Obama’s discussion at the University of Chicago was intended to needle a reticent Congress on holding confirmation hearings for his Supreme Court nominee, Chicago native Merrick Garland.
He was joined at the event by House Dems representing Illinois and Sen. Dick Durbin (D-Ill.).
The president said his decade teaching classes and seminars at the law school was “really fun.”
“It used to be that people read the Constitution and Article II powers fairly straightforwardly. It says the president shall make these nominations with the advise and consent of the Senate, and unless there was some sort of real problem with that judges character or qualifications, it was fairly routine at every level, both at the District Court level, the Appellate Court level and the Supreme Court, that the person would be confirmed in short order,” Obama said.

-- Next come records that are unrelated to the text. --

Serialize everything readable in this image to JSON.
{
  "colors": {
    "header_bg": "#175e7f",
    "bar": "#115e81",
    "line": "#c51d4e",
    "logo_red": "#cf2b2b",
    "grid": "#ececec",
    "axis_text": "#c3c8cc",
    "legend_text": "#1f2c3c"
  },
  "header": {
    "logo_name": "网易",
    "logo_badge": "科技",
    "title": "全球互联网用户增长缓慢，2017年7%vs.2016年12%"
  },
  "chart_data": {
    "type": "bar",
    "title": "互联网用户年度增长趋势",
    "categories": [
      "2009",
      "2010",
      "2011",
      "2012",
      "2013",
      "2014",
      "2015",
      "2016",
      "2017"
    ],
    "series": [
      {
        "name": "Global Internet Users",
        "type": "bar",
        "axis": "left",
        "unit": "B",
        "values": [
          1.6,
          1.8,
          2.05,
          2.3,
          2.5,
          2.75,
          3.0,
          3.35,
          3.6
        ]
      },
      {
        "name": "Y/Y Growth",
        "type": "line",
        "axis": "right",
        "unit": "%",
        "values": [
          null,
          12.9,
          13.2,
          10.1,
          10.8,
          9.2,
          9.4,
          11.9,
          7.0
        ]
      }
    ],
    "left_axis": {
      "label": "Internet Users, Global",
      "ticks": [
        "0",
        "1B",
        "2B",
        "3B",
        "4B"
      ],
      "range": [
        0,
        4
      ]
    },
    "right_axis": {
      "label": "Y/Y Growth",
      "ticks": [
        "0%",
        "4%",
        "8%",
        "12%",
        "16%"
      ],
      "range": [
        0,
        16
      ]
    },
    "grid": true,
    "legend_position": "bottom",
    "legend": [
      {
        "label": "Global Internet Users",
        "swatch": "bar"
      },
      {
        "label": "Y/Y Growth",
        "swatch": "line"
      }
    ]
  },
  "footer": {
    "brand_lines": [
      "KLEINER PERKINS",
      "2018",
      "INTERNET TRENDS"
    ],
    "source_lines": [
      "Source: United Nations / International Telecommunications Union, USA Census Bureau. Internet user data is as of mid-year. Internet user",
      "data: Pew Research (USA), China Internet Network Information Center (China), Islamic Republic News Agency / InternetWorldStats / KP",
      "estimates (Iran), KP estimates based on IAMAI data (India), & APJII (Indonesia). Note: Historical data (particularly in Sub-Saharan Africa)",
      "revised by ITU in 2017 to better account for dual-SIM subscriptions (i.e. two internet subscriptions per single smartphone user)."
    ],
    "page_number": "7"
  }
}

“What has been unique in this process has been the growing attitude inside of the Senate that every nomination, no matter how well qualified a judge is, is a subject of contention. In some cases, it’s simply because one party or the other wants to gum up the works… in other cases, the view has been that despite all the talk about people wanting objective judges who are just calling balls and strikes and don’t bring any views to bear, that there are litmus tests that are applied that prevent a judge from getting a fair vote, even though they’re qualified, because they don’t meet the particular views of the party that’s objecting.”
Obama claimed that because of congressional stalling of nominees “the courts will be just an extension of our legislatures and our elections and our politics.”
“It’s not just a matter of who’s occupying that ninth seat on the Supreme Court,” he said. “It has to do with how we as a democracy operate and the particular authority that a court has to bring in order for our democracy to work.”
The president added that as politics got more polarized that “fed into a culture in Congress in which basic comity and habits of courtesy and process and institutional respect for people that you didn’t agree with — those things began to break down.”
Obama also went into detail on how he picks Supreme Court justices: he looks for “intellectual integrity” and people who “bring a humanity to the job,” aka jurists “who understand how the world works so that they are not entirely blind to the history of racial discrimination or gender discrimination or how money operates in our world.”
A student asked the president what diversity Garland, a white male, would bring to the Supreme Court.
“You know, the way I’ve thought about diversity is not to think about any single seat as, oh, I’ve got to fill this slot with this demographic. But rather, if I’ve got a broad set of nominees to make, and this is true across the board, how do I make sure that I’m intentional throughout that process so that the talent of every American is — and every potential candidate gets a fair look,” Obama responded.
“If I stick to that, if I do that, if I make sure that I’m broadening the search, broadening the pool, looking at a bunch of folks, even if they’re not going through the conventional paths, that I’ll end up — the process will result in diversity. And that in fact is what’s happened.”
Obama touted his record on federal court appointments, noting “we’ve got more African-Americans on the circuit courts than we ever had before, we’ve got — I’ve appointed more African-American women to the federal courts than any other president before.”
“I’ve appointed more Latinos than any president before. I’ve appointed more Native Americans, more Asian-Americans, more LGBT judges than ever before,” he continued. “But at no point did I say, oh, you know what? You know, I need — I need a black lesbian, you know, from Skokie in that slot. That’s — can you find me one?”